The striker assembly has two very interesting features:
– The sleeve mounted between the mainspring and the cocking knob, which is a decocker. It can be rotated to disengage from the bolt body such that the mainspring releases backwards, thus rendering the carbine safe even in a cocked position.
– The button on the end of a leaf spring extending back from the striker head. This button sits in a hole in the bolt body when in a cocked position which means that unlike in a conventional rifle, the sear is not resting against the striker when the rifle is ready to fire. When firing, the sear rises and pushes this button out of engagement with the bolt body releasing the striker.

We can also see that there appears to be two sears. Actually the rearmost one is a safety hook which is connected to the actual sear by a tilting lever, in other words, when the trigger is pulled to raise the sear, the safety hook lowers and vice versa when the trigger is released. To put the bolt in a safety position one has to pull the cocking piece back to clear the safety hook and release it again, the hook will then engage the front rim of the coking piece. Once hooked on, the safety hook can no longer move hence the trigger is blocked. It is a complicated trigger safety but it works!

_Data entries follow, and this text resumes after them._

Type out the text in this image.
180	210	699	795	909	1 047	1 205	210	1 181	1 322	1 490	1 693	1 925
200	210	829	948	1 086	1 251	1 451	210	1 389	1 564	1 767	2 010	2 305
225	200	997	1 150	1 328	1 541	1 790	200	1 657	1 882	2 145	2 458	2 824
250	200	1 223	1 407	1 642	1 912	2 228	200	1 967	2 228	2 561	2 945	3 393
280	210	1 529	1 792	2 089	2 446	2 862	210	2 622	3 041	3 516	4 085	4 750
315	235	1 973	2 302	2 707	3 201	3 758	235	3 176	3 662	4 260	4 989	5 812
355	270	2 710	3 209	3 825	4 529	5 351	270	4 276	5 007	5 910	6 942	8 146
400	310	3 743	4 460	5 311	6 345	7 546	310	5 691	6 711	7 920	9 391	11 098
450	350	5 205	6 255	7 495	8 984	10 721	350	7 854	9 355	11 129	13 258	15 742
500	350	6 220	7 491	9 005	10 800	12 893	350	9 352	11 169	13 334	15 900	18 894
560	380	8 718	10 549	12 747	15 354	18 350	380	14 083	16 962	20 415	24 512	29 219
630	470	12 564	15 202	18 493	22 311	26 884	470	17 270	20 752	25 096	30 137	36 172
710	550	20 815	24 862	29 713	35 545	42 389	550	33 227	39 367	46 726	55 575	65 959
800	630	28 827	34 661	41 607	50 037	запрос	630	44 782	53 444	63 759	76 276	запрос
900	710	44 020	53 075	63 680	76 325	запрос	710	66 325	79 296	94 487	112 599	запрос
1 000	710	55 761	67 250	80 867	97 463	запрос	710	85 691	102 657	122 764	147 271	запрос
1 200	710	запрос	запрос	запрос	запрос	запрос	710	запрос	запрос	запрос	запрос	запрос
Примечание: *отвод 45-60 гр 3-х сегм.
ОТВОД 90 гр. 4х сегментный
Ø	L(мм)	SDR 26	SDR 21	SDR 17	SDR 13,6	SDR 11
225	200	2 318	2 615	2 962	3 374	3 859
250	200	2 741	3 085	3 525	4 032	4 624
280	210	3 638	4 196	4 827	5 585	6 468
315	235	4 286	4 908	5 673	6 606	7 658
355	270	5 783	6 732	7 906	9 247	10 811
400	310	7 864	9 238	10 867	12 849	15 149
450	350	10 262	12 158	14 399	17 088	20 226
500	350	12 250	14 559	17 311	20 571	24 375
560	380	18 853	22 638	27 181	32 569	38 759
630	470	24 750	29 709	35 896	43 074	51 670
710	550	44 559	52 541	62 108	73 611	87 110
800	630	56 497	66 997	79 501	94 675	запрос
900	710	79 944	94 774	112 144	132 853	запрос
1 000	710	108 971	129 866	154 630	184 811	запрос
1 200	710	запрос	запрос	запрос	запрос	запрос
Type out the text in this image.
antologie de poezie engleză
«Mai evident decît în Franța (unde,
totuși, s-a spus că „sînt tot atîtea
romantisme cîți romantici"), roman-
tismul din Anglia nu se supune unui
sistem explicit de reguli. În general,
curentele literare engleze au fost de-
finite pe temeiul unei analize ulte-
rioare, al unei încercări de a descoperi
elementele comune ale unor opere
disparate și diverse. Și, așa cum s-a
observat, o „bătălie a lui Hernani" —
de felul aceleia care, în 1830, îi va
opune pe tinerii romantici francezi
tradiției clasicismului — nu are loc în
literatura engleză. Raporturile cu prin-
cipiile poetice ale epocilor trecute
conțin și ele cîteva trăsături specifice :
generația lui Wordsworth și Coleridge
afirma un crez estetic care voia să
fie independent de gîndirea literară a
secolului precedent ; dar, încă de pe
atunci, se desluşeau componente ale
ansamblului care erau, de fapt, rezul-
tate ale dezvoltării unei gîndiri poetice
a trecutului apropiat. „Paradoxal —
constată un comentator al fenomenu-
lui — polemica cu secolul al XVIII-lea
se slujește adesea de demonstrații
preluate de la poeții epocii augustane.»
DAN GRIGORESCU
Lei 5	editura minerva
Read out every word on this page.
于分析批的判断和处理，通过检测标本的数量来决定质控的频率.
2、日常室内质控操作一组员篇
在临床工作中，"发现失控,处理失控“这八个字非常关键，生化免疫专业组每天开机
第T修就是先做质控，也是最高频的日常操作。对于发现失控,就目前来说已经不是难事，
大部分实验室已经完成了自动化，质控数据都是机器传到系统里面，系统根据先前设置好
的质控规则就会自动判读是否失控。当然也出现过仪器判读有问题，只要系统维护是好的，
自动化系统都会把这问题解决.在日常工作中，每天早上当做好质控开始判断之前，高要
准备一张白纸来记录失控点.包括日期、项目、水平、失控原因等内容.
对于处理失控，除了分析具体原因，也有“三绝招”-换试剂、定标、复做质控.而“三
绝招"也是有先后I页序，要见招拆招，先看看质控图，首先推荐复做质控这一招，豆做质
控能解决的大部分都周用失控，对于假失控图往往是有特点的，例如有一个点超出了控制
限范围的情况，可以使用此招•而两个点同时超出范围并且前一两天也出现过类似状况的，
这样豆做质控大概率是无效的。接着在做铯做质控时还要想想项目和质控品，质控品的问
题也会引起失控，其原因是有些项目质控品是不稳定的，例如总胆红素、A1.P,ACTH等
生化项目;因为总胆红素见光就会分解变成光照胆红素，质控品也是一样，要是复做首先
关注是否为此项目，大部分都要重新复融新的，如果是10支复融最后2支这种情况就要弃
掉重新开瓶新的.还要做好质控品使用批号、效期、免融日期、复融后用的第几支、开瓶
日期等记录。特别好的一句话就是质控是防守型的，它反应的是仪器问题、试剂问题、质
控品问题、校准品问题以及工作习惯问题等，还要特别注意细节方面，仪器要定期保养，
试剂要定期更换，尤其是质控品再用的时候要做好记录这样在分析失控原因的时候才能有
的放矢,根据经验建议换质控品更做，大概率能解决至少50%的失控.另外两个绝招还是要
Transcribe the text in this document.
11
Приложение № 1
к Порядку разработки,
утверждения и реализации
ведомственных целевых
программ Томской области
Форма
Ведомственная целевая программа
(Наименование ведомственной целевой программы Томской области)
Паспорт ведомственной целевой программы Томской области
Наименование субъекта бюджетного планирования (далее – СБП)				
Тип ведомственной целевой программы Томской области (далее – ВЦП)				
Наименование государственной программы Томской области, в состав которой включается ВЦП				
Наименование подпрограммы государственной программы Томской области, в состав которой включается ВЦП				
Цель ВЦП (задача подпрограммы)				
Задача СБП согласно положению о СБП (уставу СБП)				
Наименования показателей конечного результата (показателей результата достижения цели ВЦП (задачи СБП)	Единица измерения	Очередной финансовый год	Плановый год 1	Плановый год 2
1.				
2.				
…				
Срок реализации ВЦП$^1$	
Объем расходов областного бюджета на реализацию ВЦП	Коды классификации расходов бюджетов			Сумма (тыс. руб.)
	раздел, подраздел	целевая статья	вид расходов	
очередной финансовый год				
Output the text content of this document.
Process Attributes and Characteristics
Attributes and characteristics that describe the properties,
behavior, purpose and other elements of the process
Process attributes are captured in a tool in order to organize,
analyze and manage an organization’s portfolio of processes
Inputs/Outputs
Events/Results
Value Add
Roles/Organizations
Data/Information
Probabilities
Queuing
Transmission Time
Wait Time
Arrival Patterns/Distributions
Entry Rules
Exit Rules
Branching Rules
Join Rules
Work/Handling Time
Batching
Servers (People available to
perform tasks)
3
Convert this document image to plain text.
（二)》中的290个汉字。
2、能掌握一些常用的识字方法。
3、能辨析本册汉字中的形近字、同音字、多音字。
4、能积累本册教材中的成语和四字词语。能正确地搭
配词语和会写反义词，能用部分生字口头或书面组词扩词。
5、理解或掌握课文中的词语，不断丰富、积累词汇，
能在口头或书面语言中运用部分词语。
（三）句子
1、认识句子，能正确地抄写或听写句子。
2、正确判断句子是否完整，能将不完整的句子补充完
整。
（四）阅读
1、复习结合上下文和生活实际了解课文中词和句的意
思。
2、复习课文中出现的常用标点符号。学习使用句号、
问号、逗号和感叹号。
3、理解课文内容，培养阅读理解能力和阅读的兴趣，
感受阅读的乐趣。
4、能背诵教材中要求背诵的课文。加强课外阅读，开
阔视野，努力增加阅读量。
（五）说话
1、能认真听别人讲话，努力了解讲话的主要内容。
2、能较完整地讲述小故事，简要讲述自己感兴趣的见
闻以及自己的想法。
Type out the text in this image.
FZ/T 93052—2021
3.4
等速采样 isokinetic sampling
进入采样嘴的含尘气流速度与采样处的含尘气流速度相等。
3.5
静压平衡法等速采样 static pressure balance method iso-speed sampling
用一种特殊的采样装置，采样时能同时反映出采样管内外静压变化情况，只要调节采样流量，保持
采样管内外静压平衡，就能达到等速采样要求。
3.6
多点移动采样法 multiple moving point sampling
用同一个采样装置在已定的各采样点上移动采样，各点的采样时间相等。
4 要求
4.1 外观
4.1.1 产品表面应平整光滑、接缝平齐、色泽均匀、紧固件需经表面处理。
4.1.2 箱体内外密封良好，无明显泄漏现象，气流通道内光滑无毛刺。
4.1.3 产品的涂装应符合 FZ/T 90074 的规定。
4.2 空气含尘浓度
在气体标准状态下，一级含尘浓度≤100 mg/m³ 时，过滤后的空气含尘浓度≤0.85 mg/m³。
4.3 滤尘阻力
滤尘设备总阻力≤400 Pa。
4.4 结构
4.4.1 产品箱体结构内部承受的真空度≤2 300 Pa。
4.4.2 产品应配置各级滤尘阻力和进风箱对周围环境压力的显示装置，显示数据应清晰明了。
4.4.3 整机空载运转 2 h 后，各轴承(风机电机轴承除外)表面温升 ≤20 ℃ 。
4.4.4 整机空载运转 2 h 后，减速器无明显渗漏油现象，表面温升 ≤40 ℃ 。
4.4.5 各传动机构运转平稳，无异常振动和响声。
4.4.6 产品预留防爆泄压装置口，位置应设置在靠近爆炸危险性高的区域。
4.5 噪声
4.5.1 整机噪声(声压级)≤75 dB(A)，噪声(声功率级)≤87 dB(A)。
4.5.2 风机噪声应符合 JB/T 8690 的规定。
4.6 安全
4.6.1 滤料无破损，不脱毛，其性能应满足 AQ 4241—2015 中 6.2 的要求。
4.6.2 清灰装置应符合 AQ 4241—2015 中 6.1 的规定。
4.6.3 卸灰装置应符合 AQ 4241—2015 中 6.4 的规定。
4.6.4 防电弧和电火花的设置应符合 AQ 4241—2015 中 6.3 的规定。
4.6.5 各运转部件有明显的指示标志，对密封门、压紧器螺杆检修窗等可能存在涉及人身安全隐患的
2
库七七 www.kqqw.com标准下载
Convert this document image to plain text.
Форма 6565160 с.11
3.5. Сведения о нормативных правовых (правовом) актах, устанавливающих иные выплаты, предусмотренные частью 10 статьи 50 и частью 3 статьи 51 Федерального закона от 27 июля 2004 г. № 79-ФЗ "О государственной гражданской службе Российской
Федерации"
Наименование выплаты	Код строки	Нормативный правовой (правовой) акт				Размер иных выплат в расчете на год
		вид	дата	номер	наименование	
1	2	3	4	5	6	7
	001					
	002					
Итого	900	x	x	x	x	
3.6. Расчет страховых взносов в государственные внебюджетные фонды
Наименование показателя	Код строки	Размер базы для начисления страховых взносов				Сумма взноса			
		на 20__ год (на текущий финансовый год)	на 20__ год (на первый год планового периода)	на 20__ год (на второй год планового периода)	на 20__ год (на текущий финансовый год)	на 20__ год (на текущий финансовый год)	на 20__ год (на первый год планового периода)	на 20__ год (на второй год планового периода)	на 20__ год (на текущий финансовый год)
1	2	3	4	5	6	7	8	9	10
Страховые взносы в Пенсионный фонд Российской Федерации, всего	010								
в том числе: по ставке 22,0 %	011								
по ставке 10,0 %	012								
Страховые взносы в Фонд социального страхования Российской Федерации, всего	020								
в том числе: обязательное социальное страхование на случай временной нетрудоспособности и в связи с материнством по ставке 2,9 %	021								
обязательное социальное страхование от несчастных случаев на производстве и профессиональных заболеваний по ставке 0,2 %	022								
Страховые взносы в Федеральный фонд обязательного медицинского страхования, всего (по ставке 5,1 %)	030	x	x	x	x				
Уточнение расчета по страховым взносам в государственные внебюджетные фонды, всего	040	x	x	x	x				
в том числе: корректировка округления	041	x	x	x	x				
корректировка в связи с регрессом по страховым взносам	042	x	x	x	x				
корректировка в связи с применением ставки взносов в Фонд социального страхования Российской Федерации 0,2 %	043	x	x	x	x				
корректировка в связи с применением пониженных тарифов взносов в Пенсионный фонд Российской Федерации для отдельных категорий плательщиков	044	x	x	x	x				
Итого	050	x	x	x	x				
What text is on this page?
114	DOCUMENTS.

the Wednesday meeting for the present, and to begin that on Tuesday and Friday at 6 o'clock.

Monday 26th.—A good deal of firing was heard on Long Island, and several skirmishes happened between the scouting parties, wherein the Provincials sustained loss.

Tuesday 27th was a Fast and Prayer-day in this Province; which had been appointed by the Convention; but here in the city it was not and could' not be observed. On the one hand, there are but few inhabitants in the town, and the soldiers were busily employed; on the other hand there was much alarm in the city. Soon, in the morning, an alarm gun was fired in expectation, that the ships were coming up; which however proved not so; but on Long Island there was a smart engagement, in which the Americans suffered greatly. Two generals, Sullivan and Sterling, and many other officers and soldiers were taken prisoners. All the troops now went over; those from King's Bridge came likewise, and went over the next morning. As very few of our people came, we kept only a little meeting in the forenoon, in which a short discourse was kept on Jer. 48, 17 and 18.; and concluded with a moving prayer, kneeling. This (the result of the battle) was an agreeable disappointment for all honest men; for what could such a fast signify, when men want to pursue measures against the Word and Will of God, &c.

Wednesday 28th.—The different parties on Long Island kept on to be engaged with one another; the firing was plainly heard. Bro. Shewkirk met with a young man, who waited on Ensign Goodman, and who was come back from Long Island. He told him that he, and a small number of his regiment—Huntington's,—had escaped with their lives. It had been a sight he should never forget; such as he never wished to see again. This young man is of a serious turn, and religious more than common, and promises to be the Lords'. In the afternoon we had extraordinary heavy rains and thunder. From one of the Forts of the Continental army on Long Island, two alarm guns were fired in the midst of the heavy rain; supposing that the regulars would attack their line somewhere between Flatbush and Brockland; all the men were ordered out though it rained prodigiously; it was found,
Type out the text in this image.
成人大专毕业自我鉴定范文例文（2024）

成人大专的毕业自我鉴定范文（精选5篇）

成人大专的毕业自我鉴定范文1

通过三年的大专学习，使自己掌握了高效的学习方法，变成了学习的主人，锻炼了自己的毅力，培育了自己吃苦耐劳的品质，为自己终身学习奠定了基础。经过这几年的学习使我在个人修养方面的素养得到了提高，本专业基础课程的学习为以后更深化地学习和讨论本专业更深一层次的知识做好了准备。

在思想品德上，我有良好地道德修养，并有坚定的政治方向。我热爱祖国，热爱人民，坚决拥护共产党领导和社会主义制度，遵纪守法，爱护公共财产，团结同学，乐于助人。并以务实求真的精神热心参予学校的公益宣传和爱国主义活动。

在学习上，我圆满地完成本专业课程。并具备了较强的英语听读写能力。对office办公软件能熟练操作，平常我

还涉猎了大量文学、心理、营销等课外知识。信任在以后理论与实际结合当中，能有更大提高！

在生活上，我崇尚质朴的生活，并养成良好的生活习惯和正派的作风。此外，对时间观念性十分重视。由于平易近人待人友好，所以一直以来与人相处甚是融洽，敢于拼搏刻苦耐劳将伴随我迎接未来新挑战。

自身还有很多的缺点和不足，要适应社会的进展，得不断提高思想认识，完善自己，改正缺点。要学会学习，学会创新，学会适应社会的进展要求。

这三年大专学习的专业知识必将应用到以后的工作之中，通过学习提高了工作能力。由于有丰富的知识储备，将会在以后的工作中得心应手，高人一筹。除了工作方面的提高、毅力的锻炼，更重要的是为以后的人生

The little latch in front of the trigger is connected to a bolt safety rod which rides in the long slot on the underside of the bolt body and thus prevents the bolt from opening when it is turned down. The latch has to be pulled down to be able to rotate the bolt open. It also prevents the bolt from being pulled out when it is pulled back. To remove the bolt completely from the rifle, the latch has to be pulled down once again.

The bolt head it machined to loose tolerances and has no real means of gas sealing. The seal was achieved by the cartridge base which consisted of thick card or rubber. The cartridge was of the Dreyse type except the bullet and sabot where replaced by a Minié bullet having the priming cap housed in the base cavity. There was also a shot and blank version of the cartridge.

These rifles are quite rare as the vast majority were further converted to 12 gauge centerfire and sold as cheap shotguns.

In conclusion, we have a what appears to be a hasty conversion of average quality but which actually incorporates a few innovative features, all that for 10 Lira per conversion. Instead of looking down on this rifle, we should praise Mr Carcano for his efforts!